South Georgia Technical College
- Type: Public community college
- Established: 1948
- Affiliations: GJCAA (Region XVII)
- President: John Watford
- Academic staff: 90
- Students: 1,795 (fall 2024)
- Location: Americus, Georgia, United States
- Campus: Urban (small town); 1,000 acres (4 km²);
- Colors: Red and Black
- Nickname: Jets
- Mascot: ACE - Fighter Pilot
- Website: www.southgatech.edu

= South Georgia Technical College =

Public community college in Americus, Georgia, United States

South Georgia Technical College (SGTC) is a public community college in Americus, Georgia. It has a satellite campus in Cordele, Georgia. SGTC serves many neighboring counties including Macon, Sumter, Marion, Schley, Taylor, Webster, and Crisp County.

==History==
Originally, SGTC served as the Air Force training facility during World War I and World War II, otherwise known as Souther Field. In fact, Charles A. Lindbergh purchased his first plane (a Jenny) from Souther Field. Lindbergh would later gain international recognition as the first person to fly from New York to Paris nonstop in "The Spirit of St.
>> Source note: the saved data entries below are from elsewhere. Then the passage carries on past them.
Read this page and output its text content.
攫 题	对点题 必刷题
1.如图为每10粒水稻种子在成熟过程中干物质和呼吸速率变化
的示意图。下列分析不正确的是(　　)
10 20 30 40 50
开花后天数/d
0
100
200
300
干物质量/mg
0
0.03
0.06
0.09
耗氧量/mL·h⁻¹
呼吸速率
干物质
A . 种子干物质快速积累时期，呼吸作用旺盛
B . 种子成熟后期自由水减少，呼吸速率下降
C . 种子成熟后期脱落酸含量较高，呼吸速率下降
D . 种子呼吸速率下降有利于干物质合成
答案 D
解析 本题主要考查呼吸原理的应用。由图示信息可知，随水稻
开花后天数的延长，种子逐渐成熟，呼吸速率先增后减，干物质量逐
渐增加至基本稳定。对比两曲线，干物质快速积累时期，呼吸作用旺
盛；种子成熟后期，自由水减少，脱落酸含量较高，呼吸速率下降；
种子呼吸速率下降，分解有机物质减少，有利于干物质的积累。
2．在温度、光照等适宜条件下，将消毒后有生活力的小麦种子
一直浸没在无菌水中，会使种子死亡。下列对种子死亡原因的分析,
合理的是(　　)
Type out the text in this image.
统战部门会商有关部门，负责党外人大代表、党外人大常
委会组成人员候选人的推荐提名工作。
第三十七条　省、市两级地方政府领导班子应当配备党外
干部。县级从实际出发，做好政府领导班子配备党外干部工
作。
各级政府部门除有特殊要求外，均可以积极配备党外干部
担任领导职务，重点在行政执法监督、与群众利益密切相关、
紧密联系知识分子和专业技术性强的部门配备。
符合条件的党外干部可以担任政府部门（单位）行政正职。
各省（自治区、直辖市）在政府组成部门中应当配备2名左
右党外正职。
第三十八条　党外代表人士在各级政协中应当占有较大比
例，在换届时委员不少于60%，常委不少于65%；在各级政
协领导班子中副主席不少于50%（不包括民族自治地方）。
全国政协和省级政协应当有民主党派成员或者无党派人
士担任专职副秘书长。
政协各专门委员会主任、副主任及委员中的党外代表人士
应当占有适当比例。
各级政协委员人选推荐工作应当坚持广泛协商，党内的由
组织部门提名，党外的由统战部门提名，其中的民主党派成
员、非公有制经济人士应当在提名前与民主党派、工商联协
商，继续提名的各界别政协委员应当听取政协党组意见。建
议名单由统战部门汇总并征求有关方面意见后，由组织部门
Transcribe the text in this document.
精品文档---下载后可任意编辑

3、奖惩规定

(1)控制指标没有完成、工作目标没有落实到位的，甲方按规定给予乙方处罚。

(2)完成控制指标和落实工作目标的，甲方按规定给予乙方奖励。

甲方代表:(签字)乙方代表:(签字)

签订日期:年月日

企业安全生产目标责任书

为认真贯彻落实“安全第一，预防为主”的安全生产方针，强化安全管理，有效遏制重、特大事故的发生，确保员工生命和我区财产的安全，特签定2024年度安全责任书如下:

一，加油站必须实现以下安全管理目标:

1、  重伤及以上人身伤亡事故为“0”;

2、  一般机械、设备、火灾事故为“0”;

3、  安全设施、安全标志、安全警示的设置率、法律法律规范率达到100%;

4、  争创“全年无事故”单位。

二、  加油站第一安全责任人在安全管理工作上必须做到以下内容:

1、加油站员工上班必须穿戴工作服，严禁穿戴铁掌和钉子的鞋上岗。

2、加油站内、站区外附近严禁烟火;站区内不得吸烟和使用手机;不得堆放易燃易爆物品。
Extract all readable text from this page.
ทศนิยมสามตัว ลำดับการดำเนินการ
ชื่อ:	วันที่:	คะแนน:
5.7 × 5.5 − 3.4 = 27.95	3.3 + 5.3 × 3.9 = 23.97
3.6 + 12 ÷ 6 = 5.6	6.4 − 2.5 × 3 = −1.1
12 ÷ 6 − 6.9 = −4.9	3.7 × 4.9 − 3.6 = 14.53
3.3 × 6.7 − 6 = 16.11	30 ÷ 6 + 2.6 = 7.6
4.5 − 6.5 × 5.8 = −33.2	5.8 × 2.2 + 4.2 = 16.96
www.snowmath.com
Louis" in 1927. In 1948, the school was named South Georgia Trade and Vocational School. The phrase "trade school" was later removed in 1963. After the change, the school was labeled the South Georgia Technical and Vocational School. The school name changed once more as a result of 1988 a legislative act, though its current name did not become official until Governor Roy Barnes enacted the Educational Reform Bill on November 2, 2000.

==Location==
South Georgia Technical College is located on the outskirts of Americus, in Sumter County, Georgia just southwest of interstate 75. The small town is a part of Sumter County Historic District, because of its history in railroad and technological advances during the mid-1800s. Thanks to local attorney Samuel H. Hawkins Americus was known as the Metropolis of Southwest Georgia because of its major cotton distribution. The college is 32 miles from the larger city of Albany, Georgia and approximately 2.5 hours away from the state's capital Atlanta.